Benneteau, who is currently ranked No. 55, secured an early break in the second set to go ahead 2-0 and looked to have a big edge on Murray, who looked out of sorts on all his shots.
The turning point occurred in the next game when Murray won a thrilling 53-shot rally and quickly broke back to get back on serve. The Scot, who has now won a record 53 matches this season, insisted the 53-shot rally changed the rest of the match.
“Oh, it made a big different,” said Murray, who has won five titles this year in Doha, Rotterdam, Miami, Queen’s Club and Montreal. “I think he was very tired after that rally. I managed to stay strong after that.”
The momentum shifted immediately and it was all Murray from that point on, dropping just two more games en route to victory.
“You know, he’s been around a long time and he’s very experienced and obviously made it very difficult today,” said Murray, who has reached five of the last nine ATP World Tour Masters 1000 finals dating back to his victory in Cincinnati last August.
Murray, who earned his 72nd career win in a Masters 1000 event, smashed seven aces, won 70 percent of first serve points and broke Benneteau’s serve on six of 13 opportunities. Benneteau hit four aces, three double faults, won 59 percent of first serve points and was able to break Murray’s serve three times.
Murray’s semifinal opponent on Saturday afternoon will be world No. 1 Roger Federer, who eased past former world No. 1 Lleyton Hewitt of Australia, 6-3, 6-4, in 70 minutes.

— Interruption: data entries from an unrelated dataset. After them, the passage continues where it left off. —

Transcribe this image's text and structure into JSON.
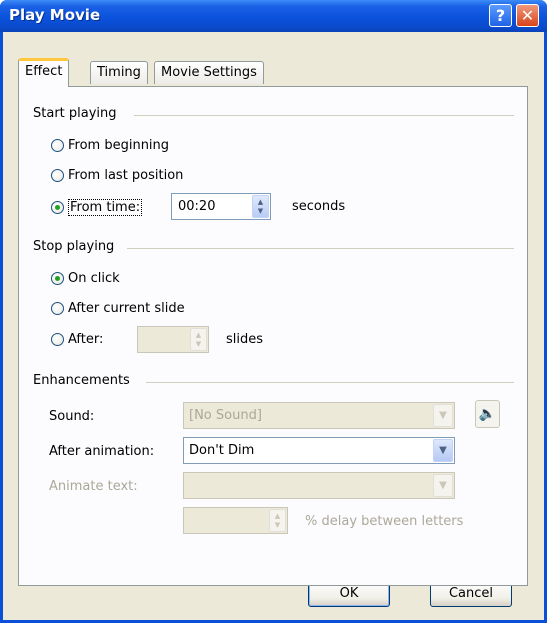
{
  "window": {
    "title": "Play Movie",
    "help_label": "?",
    "close_label": "✕"
  },
  "tabs": [
    {
      "label": "Effect",
      "active": true
    },
    {
      "label": "Timing",
      "active": false
    },
    {
      "label": "Movie Settings",
      "active": false
    }
  ],
  "start_playing": {
    "heading": "Start playing",
    "options": [
      {
        "label": "From beginning",
        "selected": false
      },
      {
        "label": "From last position",
        "selected": false
      },
      {
        "label": "From time:",
        "selected": true
      }
    ],
    "time_value": "00:20",
    "time_unit": "seconds"
  },
  "stop_playing": {
    "heading": "Stop playing",
    "options": [
      {
        "label": "On click",
        "selected": true
      },
      {
        "label": "After current slide",
        "selected": false
      },
      {
        "label": "After:",
        "selected": false
      }
    ],
    "slides_value": "",
    "slides_unit": "slides"
  },
  "enhancements": {
    "heading": "Enhancements",
    "sound_label": "Sound:",
    "sound_value": "[No Sound]",
    "after_animation_label": "After animation:",
    "after_animation_value": "Don't Dim",
    "animate_text_label": "Animate text:",
    "animate_text_value": "",
    "delay_value": "",
    "delay_label": "% delay between letters"
  },
  "buttons": {
    "ok": "OK",
    "cancel": "Cancel"
  },
  "icons": {
    "speaker": "speaker-icon",
    "dropdown": "chevron-down-icon",
    "spin": "spin-arrows-icon"
  },
  "colors": {
    "titlebar": "#0b52dc",
    "dialog_bg": "#ece9d8",
    "tab_highlight": "#ffc83c",
    "radio_dot": "#21a121"
  }
}
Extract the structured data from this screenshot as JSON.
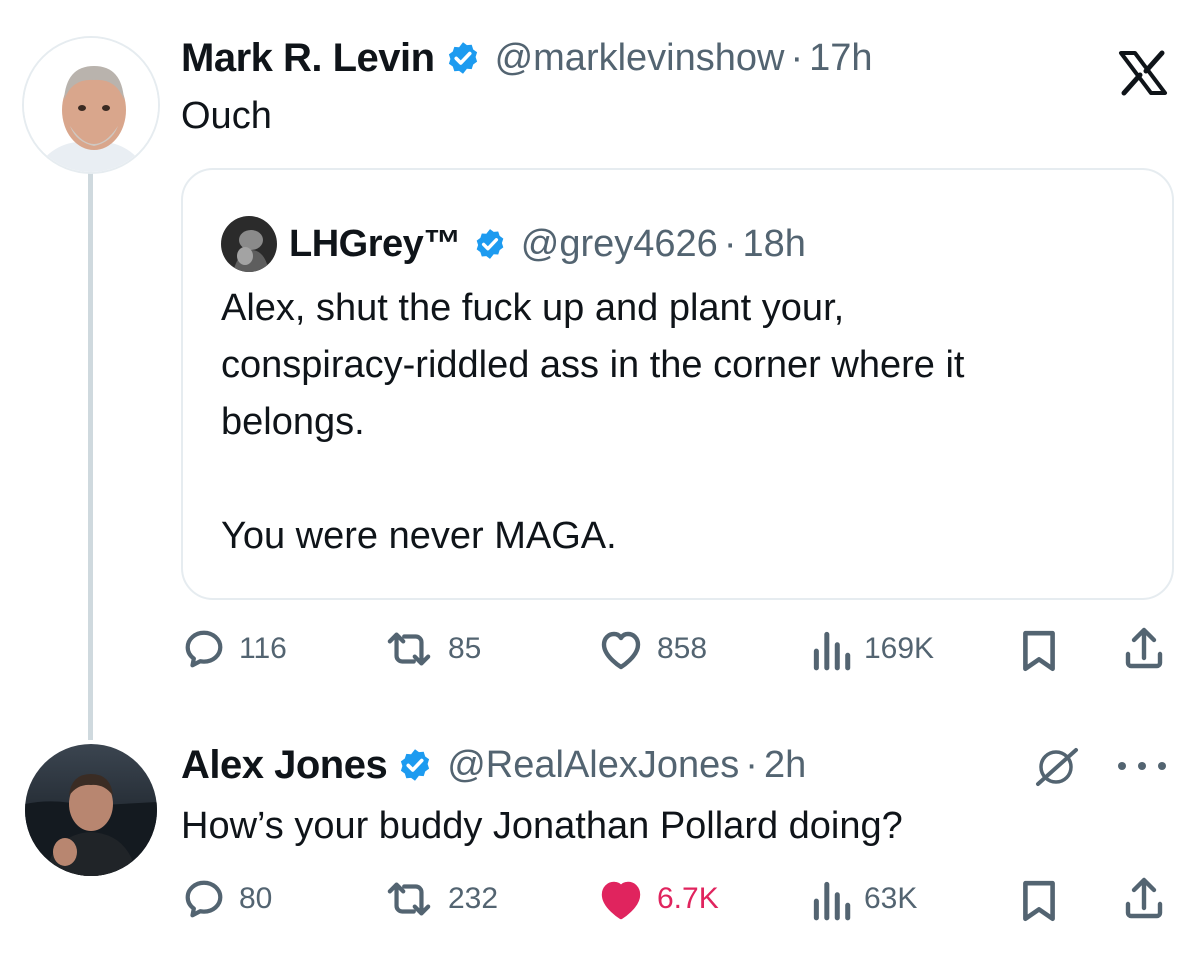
{
  "post1": {
    "name": "Mark R. Levin",
    "handle": "@marklevinshow",
    "sep": "·",
    "time": "17h",
    "text": "Ouch",
    "quote": {
      "name": "LHGrey™",
      "handle": "@grey4626",
      "sep": "·",
      "time": "18h",
      "lines": [
        "Alex, shut the fuck up and plant your,",
        "conspiracy-riddled ass in the corner where it",
        "belongs.",
        "You were never MAGA."
      ]
    },
    "actions": {
      "replies": "116",
      "reposts": "85",
      "likes": "858",
      "views": "169K"
    }
  },
  "post2": {
    "name": "Alex Jones",
    "handle": "@RealAlexJones",
    "sep": "·",
    "time": "2h",
    "text": "How’s your buddy Jonathan Pollard doing?",
    "actions": {
      "replies": "80",
      "reposts": "232",
      "likes": "6.7K",
      "views": "63K"
    },
    "liked": true
  },
  "colors": {
    "verified": "#1d9bf0",
    "like": "#e0245e",
    "muted": "#536471"
  },
  "icons": [
    "x-logo-icon",
    "verified-badge-icon",
    "reply-icon",
    "repost-icon",
    "heart-icon",
    "views-icon",
    "bookmark-icon",
    "share-icon",
    "grok-icon",
    "more-icon"
  ]
}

Federer, who earned his 200th career win at a Masters 1000 event, was in complete control from start to finish, breaking serve once in each set to win convincingly. Federer’s serve was superb, winning 24 of 27 first serve points, smashing 11 aces, while not facing a break point the entire match.
The 15-time Grand Slam singles champion insisted holding serve against Hewitt is an important thing to accomplish during a match with the fiery Aussie.
“I think that definitely helps against Lleyton, who once he gets his teeth into your serve it can get quite tricky,” said Federer, who improved to 9-1 in quarterfinal matches this season.
Hewitt, who reached the finals in Cincinnati in 2002 and 2004, only managed to hit two aces and win 69 percent of his first serve points.
Federer improved to 15-7 against Hewitt, winning the last 13 meetings.
“He’s beaten me so many times in the past that I didn’t expect myself to all of a sudden go on such a great run against him,” said Federer, whose loss to Jo-Wilfried Tsonga last week in Montreal was his first loss since losing at the Masters 1000 in Madrid in May.
In the late match, No. 2 seed Rafael Nadal of Spain continued his impressive return from a knee tendinitis injury, dispatching Tomas Berdych of Czech Republic, 6-4, 7-5, in one hour and 41 minutes.
Nadal, who has won six Grand Slam singles titles including four French Open titles, was impressive on serve throughout, hitting two aces and winning 35 of 41 first serve points. The 23-year-old Spaniard was also able to break serve twice on six opportunities.
The former world No. 1 will face No. 4 seed Novak Djokovic in the night match on Saturday. Djokovic won his quarterfinal match by defeating Frenchman Gilles Simon, 6-4, 7-5, to advance to his second straight semifinal in Cincinnati.